Myth 2: MLM is a scam because most people lose money.
Actually, it’s not true that most people lose money in direct selling companies. It’s just the opposite. Most of the participants do earn an income, but usually at levels much lower than what they initially expected or were led to believe. I was one of them! A year after selling books, tapes, and seminars (MLM products) for a company that has since gone out of business, I was still broke.
Myth 3: MLMs use cult-like techniques to recruit people.
I’ve done extensive research on the subject and talked with many participants—and I’ve even had a few of them tell me that I was too skeptical. Many people selling the products are very sincere and passionate about what they do; sometimes, however, things can go wrong with the company or business model.

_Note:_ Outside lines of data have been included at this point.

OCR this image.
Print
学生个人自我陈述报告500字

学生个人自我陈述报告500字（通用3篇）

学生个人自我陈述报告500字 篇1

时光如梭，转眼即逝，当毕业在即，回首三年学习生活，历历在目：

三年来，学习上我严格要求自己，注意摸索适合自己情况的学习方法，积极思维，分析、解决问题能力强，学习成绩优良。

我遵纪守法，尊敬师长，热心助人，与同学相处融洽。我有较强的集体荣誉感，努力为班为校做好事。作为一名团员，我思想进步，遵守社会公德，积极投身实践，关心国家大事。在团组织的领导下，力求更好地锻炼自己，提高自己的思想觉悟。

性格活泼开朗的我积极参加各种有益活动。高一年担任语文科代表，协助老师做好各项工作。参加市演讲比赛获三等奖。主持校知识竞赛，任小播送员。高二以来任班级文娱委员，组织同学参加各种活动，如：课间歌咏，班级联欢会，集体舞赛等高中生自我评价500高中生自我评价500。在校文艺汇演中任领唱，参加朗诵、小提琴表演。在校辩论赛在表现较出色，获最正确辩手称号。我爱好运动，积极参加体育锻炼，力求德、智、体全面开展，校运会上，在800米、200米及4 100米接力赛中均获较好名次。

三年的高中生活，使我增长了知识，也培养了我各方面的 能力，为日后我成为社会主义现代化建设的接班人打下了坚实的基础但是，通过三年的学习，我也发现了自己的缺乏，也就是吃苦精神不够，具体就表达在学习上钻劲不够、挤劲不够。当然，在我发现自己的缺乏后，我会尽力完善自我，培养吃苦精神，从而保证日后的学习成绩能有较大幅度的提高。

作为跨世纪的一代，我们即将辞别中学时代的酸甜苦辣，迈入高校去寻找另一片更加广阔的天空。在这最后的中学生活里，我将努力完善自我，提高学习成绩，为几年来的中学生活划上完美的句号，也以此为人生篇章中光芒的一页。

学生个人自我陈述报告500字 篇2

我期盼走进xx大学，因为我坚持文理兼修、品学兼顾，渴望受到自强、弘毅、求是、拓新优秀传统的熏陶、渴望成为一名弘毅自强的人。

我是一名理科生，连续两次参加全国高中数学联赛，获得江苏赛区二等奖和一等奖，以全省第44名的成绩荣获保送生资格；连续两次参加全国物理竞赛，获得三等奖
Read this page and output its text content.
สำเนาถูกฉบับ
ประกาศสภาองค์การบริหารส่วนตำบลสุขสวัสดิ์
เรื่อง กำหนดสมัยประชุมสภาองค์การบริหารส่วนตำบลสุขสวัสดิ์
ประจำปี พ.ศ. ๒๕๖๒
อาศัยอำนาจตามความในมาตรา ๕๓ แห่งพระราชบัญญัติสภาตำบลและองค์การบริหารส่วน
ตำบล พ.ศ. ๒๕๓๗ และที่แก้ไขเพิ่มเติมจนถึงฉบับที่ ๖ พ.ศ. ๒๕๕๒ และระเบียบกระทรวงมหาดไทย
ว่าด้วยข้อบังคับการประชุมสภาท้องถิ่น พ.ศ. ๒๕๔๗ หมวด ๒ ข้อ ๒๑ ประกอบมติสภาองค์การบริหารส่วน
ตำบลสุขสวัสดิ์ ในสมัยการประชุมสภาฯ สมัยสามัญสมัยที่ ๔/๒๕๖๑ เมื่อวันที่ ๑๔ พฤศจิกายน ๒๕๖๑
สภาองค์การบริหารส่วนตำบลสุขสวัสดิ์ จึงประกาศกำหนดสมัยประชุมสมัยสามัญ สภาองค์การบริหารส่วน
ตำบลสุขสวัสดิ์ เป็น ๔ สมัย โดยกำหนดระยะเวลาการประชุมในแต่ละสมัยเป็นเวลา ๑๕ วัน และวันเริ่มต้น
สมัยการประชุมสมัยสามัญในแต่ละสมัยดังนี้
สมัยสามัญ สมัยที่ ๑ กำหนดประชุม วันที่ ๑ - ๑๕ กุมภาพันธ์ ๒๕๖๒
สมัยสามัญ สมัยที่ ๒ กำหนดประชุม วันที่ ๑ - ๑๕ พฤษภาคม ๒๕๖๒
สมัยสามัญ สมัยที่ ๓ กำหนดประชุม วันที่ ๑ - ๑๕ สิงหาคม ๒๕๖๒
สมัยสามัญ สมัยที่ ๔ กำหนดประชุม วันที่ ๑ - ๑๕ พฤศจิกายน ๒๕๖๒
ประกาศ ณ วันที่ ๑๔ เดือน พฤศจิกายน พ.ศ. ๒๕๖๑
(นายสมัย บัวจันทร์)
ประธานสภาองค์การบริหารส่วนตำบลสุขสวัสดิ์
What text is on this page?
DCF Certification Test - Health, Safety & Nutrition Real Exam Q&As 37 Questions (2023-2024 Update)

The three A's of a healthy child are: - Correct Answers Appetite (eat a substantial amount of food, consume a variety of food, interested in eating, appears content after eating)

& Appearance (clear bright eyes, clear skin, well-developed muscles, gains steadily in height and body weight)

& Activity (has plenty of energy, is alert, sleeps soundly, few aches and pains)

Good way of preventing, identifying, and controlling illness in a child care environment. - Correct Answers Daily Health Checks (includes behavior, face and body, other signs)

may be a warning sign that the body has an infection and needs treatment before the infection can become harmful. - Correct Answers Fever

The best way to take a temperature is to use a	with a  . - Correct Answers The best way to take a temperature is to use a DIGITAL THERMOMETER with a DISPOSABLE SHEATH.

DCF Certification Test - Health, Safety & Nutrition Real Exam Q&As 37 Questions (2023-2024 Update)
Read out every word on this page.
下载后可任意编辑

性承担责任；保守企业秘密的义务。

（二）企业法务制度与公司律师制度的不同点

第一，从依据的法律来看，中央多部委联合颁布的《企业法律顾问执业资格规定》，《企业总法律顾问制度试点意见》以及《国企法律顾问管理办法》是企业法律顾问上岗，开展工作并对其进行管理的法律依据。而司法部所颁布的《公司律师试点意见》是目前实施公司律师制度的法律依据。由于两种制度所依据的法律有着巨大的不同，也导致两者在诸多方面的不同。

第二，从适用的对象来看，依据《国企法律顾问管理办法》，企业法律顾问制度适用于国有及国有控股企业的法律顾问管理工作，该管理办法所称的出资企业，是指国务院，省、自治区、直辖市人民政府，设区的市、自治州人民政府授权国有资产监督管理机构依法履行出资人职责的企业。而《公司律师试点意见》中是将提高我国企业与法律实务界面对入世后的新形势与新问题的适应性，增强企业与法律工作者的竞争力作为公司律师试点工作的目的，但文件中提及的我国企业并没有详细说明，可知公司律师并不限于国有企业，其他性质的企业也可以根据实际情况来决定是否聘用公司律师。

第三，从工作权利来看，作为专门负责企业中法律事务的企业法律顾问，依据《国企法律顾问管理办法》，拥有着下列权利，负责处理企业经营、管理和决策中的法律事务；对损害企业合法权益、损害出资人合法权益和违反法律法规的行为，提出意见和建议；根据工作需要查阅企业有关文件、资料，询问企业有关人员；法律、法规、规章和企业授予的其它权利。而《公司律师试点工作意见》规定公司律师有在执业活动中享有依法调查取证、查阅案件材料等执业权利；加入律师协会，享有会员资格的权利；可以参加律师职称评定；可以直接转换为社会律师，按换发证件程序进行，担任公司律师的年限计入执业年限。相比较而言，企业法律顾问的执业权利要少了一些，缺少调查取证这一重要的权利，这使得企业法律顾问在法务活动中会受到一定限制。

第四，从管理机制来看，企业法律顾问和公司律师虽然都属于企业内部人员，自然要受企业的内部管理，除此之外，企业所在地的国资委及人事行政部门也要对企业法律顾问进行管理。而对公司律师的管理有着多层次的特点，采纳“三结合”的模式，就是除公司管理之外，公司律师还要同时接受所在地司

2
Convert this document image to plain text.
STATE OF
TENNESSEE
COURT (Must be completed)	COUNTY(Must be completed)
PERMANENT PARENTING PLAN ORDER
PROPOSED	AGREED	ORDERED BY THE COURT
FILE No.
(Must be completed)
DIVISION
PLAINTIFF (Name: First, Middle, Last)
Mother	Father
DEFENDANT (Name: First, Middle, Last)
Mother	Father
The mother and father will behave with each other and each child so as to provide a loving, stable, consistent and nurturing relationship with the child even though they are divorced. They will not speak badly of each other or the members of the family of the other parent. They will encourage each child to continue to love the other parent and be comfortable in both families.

Myth 4: MLM is a scam because it´s like gambling—you never know who’s going to win.
I’m not sure if the analogy of gambling with MLM is accurate, but I can say without a doubt that you have less chance to win at roulette than with an MLM business. This is because “the house” always wins—and there are many levels of “the house.” But keep reading to find out why this doesn’t always apply to network marketing.
Myth 5: MLM is a scam because distributors are not well-trained.
If you don’t think it’s worth spending the time, effort, and money to make your distributorship successful, I think that says more about you than about direct selling companies. Sure, there are companies that don’t train their distributors well. But there are many that hire only the most experienced and successful people to teach their distributors, so it’s not all bad.
Myth 6: MLM is a scam because you have to recruit in order to make money.
When you join a traditional business, such as an insurance agency or mutual fund company, the company trains you in the product so you can sell it to customers. Then they expect you to do exactly that. If you don’t meet your quota every month, not only do you miss your commissions for those unsold policies or funds—you also lose your job!
Myth 7: MLM is a scam because distributors are not professional.
It’s true that many distributors don’t have a very polished public speaking style or cosmetically pleasing appearance, but it doesn’t mean they can’t sell the products. Look at it this way: if you joined a company and were trained by their tenured executives on how to sell a product, would you be confident of your ability to do it?